Il 20 giugno a Roma, presso il Teatro Flavio, terrò una proiezione di “Isti’mariyah”, un documentario dedicato alla Resistenza palestinese che girai in Libano, Siria e Iraq nel 2005, vent’anni fa esatti, pluripremiato a livello internazionale, proiettato da New York a Teheran ma insabbiato in Italia dai suoi produttori che oggi sono esimi e esponenti pro-pal e pro-migranti. In quel documentario, tra le tante inquadrature profetiche ce n’è una: un ragazzo palestinese di Chatila, in Libano, co-protagonista del film, che dalla sua automobile, a debita distanza, passa per Piazza dei Martiri a Beirut, dove già allora si agitavano i movimenti finanziati dagli ebrei americani che poi animarono le cosiddette “primavere arabe”. Lui guardò, scrollò le spalle e tirò dritto.

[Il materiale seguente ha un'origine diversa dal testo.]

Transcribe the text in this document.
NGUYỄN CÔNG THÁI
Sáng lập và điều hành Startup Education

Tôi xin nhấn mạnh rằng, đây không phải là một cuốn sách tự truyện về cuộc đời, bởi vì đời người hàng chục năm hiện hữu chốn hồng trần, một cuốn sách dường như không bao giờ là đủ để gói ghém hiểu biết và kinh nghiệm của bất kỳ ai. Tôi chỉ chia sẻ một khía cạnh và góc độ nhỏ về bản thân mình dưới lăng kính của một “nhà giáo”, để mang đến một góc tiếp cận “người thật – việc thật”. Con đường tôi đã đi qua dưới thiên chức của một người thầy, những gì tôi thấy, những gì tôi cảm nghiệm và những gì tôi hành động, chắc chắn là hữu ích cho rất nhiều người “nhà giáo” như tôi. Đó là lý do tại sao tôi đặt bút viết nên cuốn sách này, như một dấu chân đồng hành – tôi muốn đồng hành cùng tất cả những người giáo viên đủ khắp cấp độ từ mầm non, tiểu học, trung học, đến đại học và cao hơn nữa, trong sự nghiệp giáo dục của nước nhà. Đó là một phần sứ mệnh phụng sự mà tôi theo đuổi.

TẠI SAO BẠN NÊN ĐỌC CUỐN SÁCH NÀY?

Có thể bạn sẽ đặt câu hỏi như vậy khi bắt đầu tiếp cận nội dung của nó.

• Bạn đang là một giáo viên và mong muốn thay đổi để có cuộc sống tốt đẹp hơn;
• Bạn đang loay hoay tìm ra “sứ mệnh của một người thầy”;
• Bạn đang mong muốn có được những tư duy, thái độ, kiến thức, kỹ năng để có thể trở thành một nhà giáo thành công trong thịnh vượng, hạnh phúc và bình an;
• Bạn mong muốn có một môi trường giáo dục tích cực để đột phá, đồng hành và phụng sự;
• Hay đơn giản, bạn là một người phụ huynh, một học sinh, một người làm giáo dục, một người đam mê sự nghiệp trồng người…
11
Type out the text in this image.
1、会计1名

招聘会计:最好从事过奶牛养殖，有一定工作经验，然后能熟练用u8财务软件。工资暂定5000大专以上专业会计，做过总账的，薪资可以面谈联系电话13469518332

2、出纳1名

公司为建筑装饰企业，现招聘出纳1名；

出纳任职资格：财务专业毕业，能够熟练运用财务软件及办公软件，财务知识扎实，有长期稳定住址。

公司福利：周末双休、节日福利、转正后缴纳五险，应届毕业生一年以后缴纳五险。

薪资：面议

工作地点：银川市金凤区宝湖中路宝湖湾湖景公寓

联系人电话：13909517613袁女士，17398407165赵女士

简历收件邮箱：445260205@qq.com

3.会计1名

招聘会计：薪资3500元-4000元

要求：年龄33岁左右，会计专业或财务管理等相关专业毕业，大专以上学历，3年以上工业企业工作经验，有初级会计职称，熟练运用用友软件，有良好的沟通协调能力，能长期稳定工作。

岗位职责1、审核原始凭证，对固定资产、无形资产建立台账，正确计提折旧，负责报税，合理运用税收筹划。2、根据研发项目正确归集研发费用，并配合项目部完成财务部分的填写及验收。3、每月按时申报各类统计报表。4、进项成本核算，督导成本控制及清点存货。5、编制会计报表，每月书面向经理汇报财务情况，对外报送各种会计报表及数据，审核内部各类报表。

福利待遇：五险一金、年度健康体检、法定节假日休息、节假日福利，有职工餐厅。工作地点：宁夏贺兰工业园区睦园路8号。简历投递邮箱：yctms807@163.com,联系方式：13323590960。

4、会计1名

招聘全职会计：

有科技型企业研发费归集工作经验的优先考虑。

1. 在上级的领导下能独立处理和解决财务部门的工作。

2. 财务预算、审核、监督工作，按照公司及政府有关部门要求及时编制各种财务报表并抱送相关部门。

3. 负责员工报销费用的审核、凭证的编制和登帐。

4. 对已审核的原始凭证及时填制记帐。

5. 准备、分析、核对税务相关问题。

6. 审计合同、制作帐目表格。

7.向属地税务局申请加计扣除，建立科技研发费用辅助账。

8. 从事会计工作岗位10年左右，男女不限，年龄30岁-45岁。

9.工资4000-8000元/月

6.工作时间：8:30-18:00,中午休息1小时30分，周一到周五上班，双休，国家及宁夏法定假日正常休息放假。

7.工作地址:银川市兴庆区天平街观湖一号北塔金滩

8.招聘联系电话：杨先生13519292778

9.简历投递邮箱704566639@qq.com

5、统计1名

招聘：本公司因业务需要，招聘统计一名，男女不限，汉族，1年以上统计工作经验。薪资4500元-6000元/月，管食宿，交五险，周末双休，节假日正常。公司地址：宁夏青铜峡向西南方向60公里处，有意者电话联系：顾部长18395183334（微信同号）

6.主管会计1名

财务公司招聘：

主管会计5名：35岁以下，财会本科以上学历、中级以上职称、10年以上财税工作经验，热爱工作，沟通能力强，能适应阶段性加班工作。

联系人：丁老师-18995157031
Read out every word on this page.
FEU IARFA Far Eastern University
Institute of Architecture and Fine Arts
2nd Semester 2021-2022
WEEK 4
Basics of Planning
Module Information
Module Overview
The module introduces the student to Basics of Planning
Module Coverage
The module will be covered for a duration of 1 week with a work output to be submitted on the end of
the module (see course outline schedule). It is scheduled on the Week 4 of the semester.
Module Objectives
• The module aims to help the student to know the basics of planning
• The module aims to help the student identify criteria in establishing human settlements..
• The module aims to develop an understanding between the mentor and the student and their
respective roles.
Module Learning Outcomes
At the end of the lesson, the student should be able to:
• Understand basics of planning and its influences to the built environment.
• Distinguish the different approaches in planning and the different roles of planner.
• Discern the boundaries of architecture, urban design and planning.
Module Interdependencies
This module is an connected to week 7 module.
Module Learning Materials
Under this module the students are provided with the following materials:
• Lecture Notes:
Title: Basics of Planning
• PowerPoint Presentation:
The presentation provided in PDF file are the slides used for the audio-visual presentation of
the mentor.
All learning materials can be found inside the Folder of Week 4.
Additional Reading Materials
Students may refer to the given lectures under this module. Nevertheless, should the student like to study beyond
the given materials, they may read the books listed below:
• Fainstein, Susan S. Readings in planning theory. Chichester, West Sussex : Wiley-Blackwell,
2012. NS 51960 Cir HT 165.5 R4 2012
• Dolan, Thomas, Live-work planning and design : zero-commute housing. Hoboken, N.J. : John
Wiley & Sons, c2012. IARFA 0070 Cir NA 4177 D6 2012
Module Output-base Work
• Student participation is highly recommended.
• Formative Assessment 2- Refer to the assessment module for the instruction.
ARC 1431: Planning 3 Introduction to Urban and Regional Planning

Nel frattempo, in questi vent’anni, i sodi degli ebrei americani hanno divorato dall’interno la Resistenza. E’ per salvare Israele che oggi l’intelligencija ebraica americana chiede la fine di Netanyahu. Solo gli intellettuali che non hanno ricevuto soldi e non hanno ammiccato al carrozzone pro-pal pertanto sono oggi liberi di dirlo: lo Stato di Israele deve finire, dissolvendosi in una soluzione a uno stato su base bi-nazionale.